Data Intern (Gen AI)
Seaspan ULC
Built a RAG pipeline for maintenance PDF search with page-level citations and tuned retrieval precision.
What I Did
I built a RAG pipeline that indexed 350 maintenance PDFs with Cohere embeddings stored in pgvector on PostgreSQL. The system let the operations team search manuals and get answers with page-level citations through a FastAPI interface. I swept chunk sizes from 256 to 1024 tokens and tuned the overlap stride to maximize precision at rank 5.
Impact
The operations team could search across 350 maintenance manuals and get cited answers instantly instead of manually searching through PDFs. The chunk size and overlap tuning improved retrieval precision for the most relevant results.
What I Learned
I learned to design RAG pipelines end-to-end, including document chunking, embedding generation with Cohere, vector storage in pgvector, and retrieval ranking. Tuning chunk sizes and overlap taught me how these parameters affect retrieval quality.

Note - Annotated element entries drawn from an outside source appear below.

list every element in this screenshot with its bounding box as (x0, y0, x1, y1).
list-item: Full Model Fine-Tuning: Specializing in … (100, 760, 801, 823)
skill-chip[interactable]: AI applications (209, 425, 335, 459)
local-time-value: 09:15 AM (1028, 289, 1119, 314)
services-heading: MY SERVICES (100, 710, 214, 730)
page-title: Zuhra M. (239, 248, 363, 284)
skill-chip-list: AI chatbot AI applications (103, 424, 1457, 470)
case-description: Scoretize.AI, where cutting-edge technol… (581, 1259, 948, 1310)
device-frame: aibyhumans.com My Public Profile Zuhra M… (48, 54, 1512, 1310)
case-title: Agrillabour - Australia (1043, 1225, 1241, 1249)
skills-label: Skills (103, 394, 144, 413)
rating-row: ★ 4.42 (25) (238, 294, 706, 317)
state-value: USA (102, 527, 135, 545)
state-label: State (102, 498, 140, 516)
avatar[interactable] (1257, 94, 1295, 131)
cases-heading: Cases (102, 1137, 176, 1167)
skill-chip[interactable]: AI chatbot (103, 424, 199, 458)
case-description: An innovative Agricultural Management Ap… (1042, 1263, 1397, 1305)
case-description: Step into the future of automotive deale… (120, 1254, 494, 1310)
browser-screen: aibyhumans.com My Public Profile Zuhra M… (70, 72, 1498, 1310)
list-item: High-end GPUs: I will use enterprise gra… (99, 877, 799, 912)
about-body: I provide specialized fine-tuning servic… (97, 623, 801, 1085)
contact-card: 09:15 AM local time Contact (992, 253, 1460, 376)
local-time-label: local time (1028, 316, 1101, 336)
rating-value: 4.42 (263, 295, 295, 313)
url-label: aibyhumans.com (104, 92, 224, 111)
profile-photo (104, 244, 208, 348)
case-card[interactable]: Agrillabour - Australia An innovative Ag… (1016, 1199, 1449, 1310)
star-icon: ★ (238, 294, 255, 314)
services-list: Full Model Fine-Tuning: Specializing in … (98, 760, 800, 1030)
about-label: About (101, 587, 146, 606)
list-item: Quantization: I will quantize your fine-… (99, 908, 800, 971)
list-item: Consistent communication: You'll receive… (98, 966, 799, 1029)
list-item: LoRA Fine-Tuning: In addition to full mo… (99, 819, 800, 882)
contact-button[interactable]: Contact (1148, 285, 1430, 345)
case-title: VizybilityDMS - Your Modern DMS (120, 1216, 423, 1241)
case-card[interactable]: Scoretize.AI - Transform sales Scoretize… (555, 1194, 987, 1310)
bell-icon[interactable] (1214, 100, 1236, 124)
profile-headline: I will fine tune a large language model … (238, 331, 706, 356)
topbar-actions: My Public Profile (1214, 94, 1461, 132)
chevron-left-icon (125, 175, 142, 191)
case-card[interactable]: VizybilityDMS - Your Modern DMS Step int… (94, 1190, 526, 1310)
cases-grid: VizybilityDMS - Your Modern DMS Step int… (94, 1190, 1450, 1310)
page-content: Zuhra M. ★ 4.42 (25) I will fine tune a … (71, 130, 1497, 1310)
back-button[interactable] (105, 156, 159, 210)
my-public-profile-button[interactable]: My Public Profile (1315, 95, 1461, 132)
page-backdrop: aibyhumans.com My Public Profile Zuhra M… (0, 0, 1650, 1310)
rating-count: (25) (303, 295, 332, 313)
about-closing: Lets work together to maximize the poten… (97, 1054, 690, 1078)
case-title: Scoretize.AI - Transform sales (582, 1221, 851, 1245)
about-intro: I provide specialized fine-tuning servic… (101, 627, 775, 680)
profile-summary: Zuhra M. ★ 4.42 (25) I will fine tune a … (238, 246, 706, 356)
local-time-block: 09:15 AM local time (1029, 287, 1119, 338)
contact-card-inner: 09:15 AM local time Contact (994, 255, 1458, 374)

I gained experience with PostgreSQL's pgvector extension for similarity search.
Key Highlights
Built a RAG pipeline that indexed 350 maintenance PDFs with Cohere embeddings in pgvector on PostgreSQL, letting the operations team search manuals and get answers with page-level citations through FastAPI.
Swept chunk sizes from 256 to 1024 tokens and tuned overlap stride to maximize precision at rank 5.